Are Japanese Chefs Losing Ground in the U.S.?
- Dean Wangwright
- 26 minutes ago
- 1 min read
In the U.S. sushi industry today, Japanese chefs are increasingly being pushed to the margins.
Led by Koreans, followed by Chinese, Taiwanese, Thai, and Vietnamese chefs—and even Mongolian chefs—the industry has become highly competitive. More recently, chefs from Myanmar have also been working hard and making their presence felt, particularly in rural areas.
Among them, Mongolian chefs deserve special mention. Their manual dexterity rivals that of Japanese chefs. They can grasp the technique of making dashimaki tamago in just two or three attempts, and their speed and efficiency at work are remarkable.
In the past, the idea that “only Japanese chefs possess these specialized skills” was enough to qualify for permanent residency.

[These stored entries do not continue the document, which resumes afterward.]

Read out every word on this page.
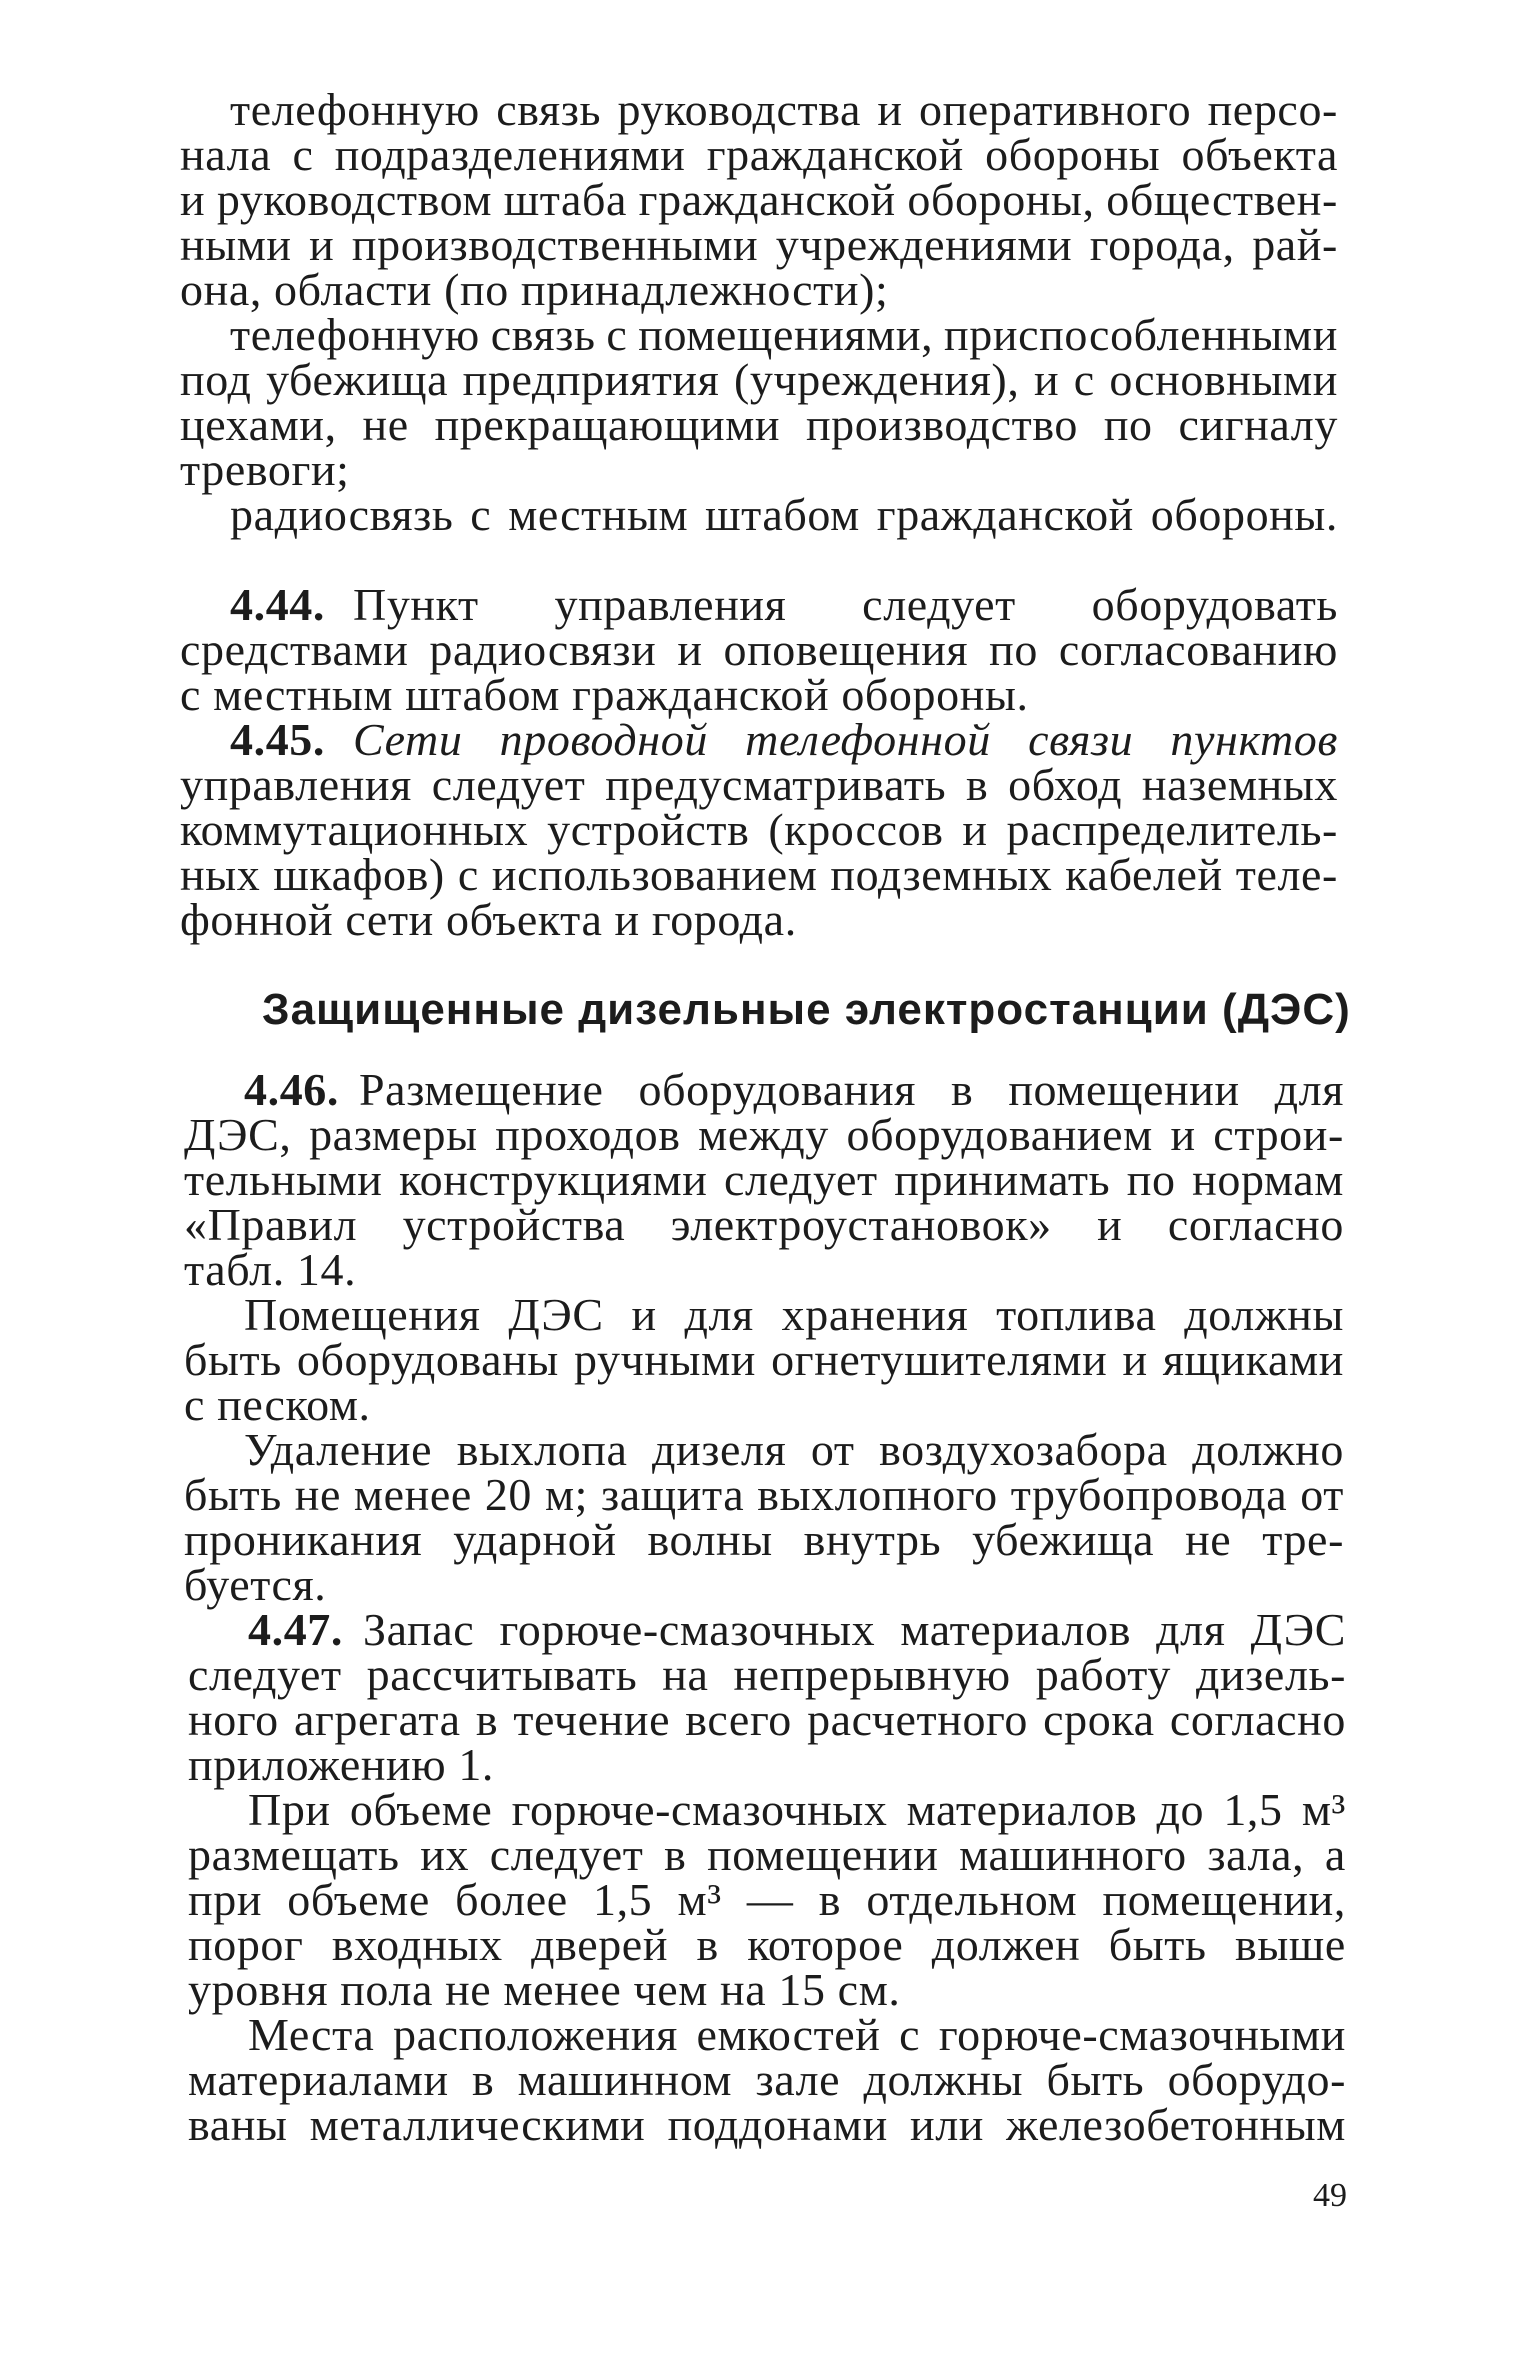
телефонную связь руководства и оперативного персо-
нала с подразделениями гражданской обороны объекта
и руководством штаба гражданской обороны, обществен-
ными и производственными учреждениями города, рай-
она, области (по принадлежности);
телефонную связь с помещениями, приспособленными
под убежища предприятия (учреждения), и с основными
цехами, не прекращающими производство по сигналу
тревоги;
радиосвязь с местным штабом гражданской обороны.
4.44. Пункт управления следует оборудовать
средствами радиосвязи и оповещения по согласованию
с местным штабом гражданской обороны.
4.45. Сети проводной телефонной связи пунктов
управления следует предусматривать в обход наземных
коммутационных устройств (кроссов и распределитель-
ных шкафов) с использованием подземных кабелей теле-
фонной сети объекта и города.
Защищенные дизельные электростанции (ДЭС)
4.46. Размещение оборудования в помещении для
ДЭС, размеры проходов между оборудованием и строи-
тельными конструкциями следует принимать по нормам
«Правил устройства электроустановок» и согласно
табл. 14.
Помещения ДЭС и для хранения топлива должны
быть оборудованы ручными огнетушителями и ящиками
с песком.
Удаление выхлопа дизеля от воздухозабора должно
быть не менее 20 м; защита выхлопного трубопровода от
проникания ударной волны внутрь убежища не тре-
буется.
4.47. Запас горюче-смазочных материалов для ДЭС
следует рассчитывать на непрерывную работу дизель-
ного агрегата в течение всего расчетного срока согласно
приложению 1.
При объеме горюче-смазочных материалов до 1,5 м³
размещать их следует в помещении машинного зала, а
при объеме более 1,5 м³ — в отдельном помещении,
порог входных дверей в которое должен быть выше
уровня пола не менее чем на 15 см.
Места расположения емкостей с горюче-смазочными
материалами в машинном зале должны быть оборудо-
ваны металлическими поддонами или железобетонным
49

Today, however, that path has become much more difficult.
With the recent boom in omakase dining, there was hope that Japanese chefs would regain their footing. Instead, many have found themselves outpaced by Korean chefs. Because they are willing to work for lower wages, restaurant owners often choose to hire them—competent substitutes for Japanese chefs. From a business standpoint, this decision is understandable, and perhaps even correct.
Still, when it comes to breaking down a fish with elegance and precision, the true masters remain Japanese craftsmen.
Training and cultivating people is not something that can be achieved in a day or two. That long, patient process is where the real value lies.